Rookie Class Played Well
Charles E. Sutton | 1/22/2013, 12:33 p.m.
Contrary to popular belief, the Redskins rookie class was about more than Robert Griffin III and Alfred Morris. That's a good thing for the Redskins because without some other rookies, the Redskins might not have qualified for the postseason.
Here's a brief review of the 2012 Redskins rookie class:
Better Than Expected
First-round selection Robert Griffin III passed for 20 touchdowns, only five interceptions and accounted for 4,015 yards of offense. Of course he had the knee injury, but Griffin exceeded all expectations as a rookie. His mere presence on the field created many opportunities for his teammates.
Nobody was a bigger surprise than sixth-round running back Alfred Morris. He rushed for a team-record 1,613 yards.

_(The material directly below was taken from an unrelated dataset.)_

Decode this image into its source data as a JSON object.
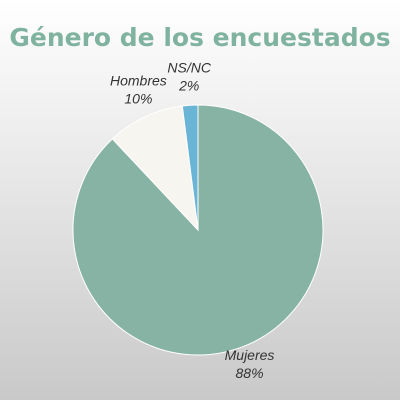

Morris proved to be an excellent fit in the read option offense with his patience, vision and toughness.
Not There Yet
Third-round guard/center Josh LeRibeus didn't need to start immediately with Kory Lichtensteiger back at left guard. But LeRibeus played from scrimmage in only two games and was inactive for 10 games. Had LeRibeus mastered the center position, he probably would have been active much more, but he had difficulty getting used to snapping in the pistol formation. LeRibeus remains a significant factor in the future plans (especially if Lichtensteiger signs with another team) and could be a starter in 2013.

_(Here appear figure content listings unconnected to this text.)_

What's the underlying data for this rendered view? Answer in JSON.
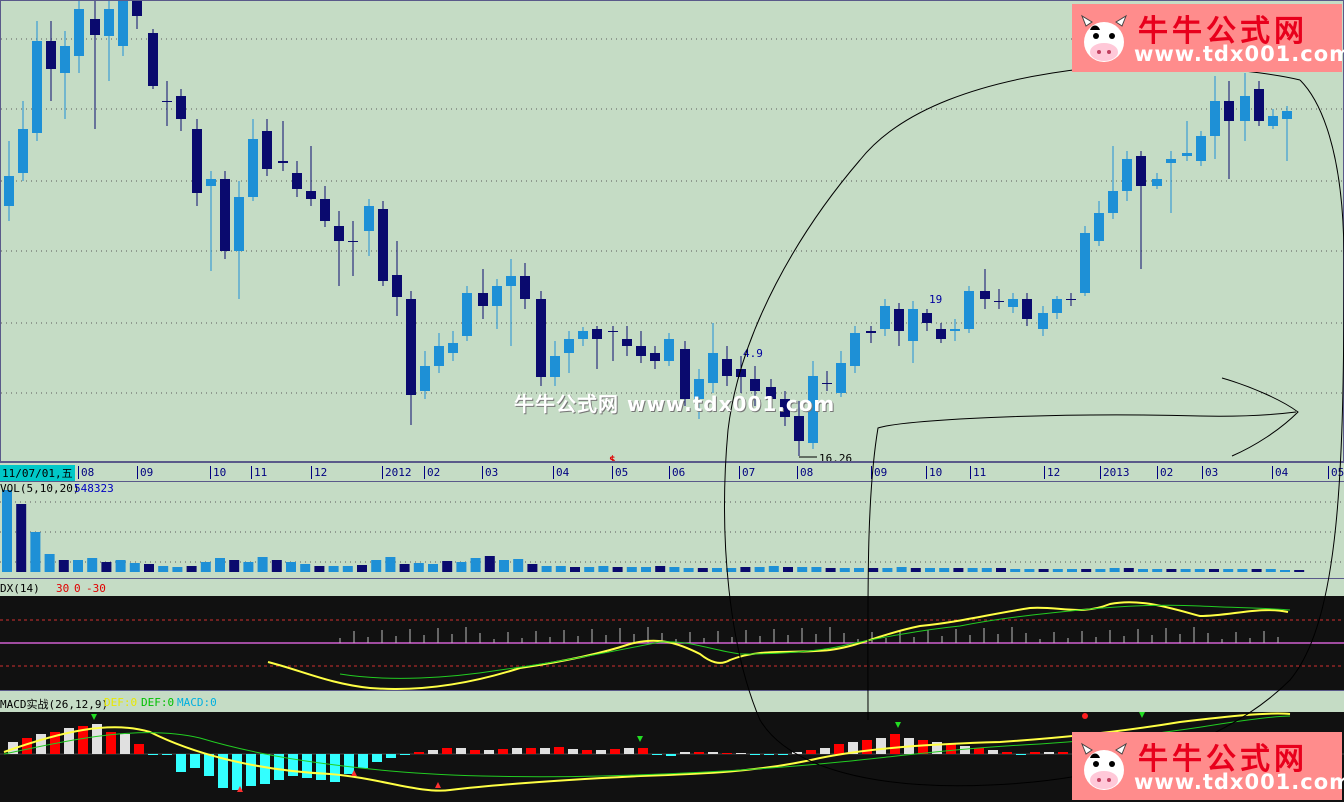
{
  "kline": {
    "labels": [
      {
        "text": "4.9",
        "name": "annotation-4-9"
      },
      {
        "text": "19",
        "name": "annotation-19"
      },
      {
        "text": "16.26",
        "name": "low-price-label"
      },
      {
        "text": "$",
        "name": "dollar-marker"
      }
    ]
  },
  "dates": {
    "first": "11/07/01,五",
    "ticks": [
      "08",
      "09",
      "10",
      "11",
      "12",
      "2012",
      "02",
      "03",
      "04",
      "05",
      "06",
      "07",
      "08",
      "09",
      "10",
      "11",
      "12",
      "2013",
      "02",
      "03",
      "04",
      "05"
    ]
  },
  "vol": {
    "title": "VOL(5,10,20)",
    "value": "548323"
  },
  "dx": {
    "title": "DX(14)",
    "level_high": "30",
    "level_mid": "0",
    "level_low": "-30"
  },
  "macd": {
    "title": "MACD实战(26,12,9)",
    "dif1": "DEF:0",
    "dif2": "DEF:0",
    "macd": "MACD:0"
  },
  "watermark": {
    "title": "牛牛公式网",
    "url": "www.tdx001.com"
  },
  "center_watermark": "牛牛公式网 www.tdx001.com",
  "colors": {
    "up": "#1e90d6",
    "down": "#0a0a6e",
    "bg": "#c5dcc5",
    "red": "#ff0000",
    "cyan": "#33ffff",
    "yellow": "#ffff33"
  }
}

It's yet to be determined whether Kirk Cousins can win over several weeks. But he proved that he could be a solid backup, helping to beat Baltimore in relief and Cleveland as a starter. Though he's more prone to mistakes than Griffin, he's not afraid to make any throw.
Keenan Robinson began to play well in the secondary as a backup. The fourth-rounder also chipped in on special teams. Unfortunately, his season ended in late November due to a torn pectoral muscle. At a minimum, Robinson is developing into a solid backup and special teamer.

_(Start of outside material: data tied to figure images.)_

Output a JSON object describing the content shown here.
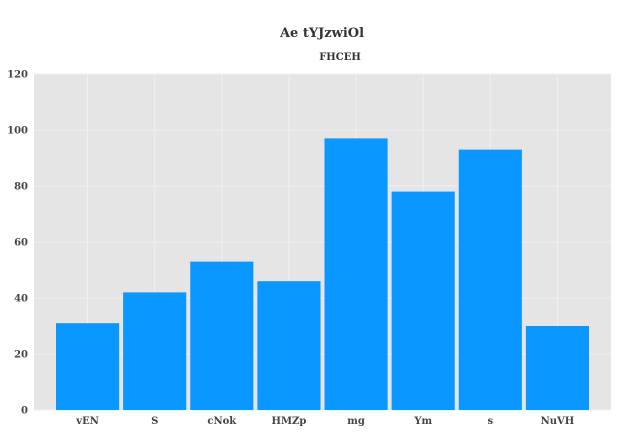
{
  "chart_data": {
    "type": "bar",
    "title": "Ae tYJzwiOl",
    "subtitle": "FHCEH",
    "categories": [
      "vEN",
      "S",
      "cNok",
      "HMZp",
      "mg",
      "Ym",
      "s",
      "NuVH"
    ],
    "series": [
      {
        "values": [
          31,
          42,
          53,
          46,
          97,
          78,
          93,
          30
        ]
      }
    ],
    "ylim": [
      0,
      120
    ],
    "yticks": [
      0,
      20,
      40,
      60,
      80,
      100,
      120
    ],
    "grid": true,
    "legend": "none",
    "colors": {
      "bar": "#0a97ff",
      "plot_background": "#e5e5e5",
      "grid": "#f0f0f0"
    }
  }
}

Cornerback Richard Crawford, a seventh-round choice, did well to make the final roster. But the Redskins were uncomfortable with the way he guessed in certain coverages, leading to big plays. If he's going to prolong his career, he'll also have to play better on special teams. Crawford needs to strengthen his play against the slot receiver. In all likelihood, he'll be a fourth or fifth cornerback.
Safety Jordan Bernstine, also a seventh-rounder, has really good speed. But after tearing two ligaments in his knee, no one is sure what to expect from him in the future.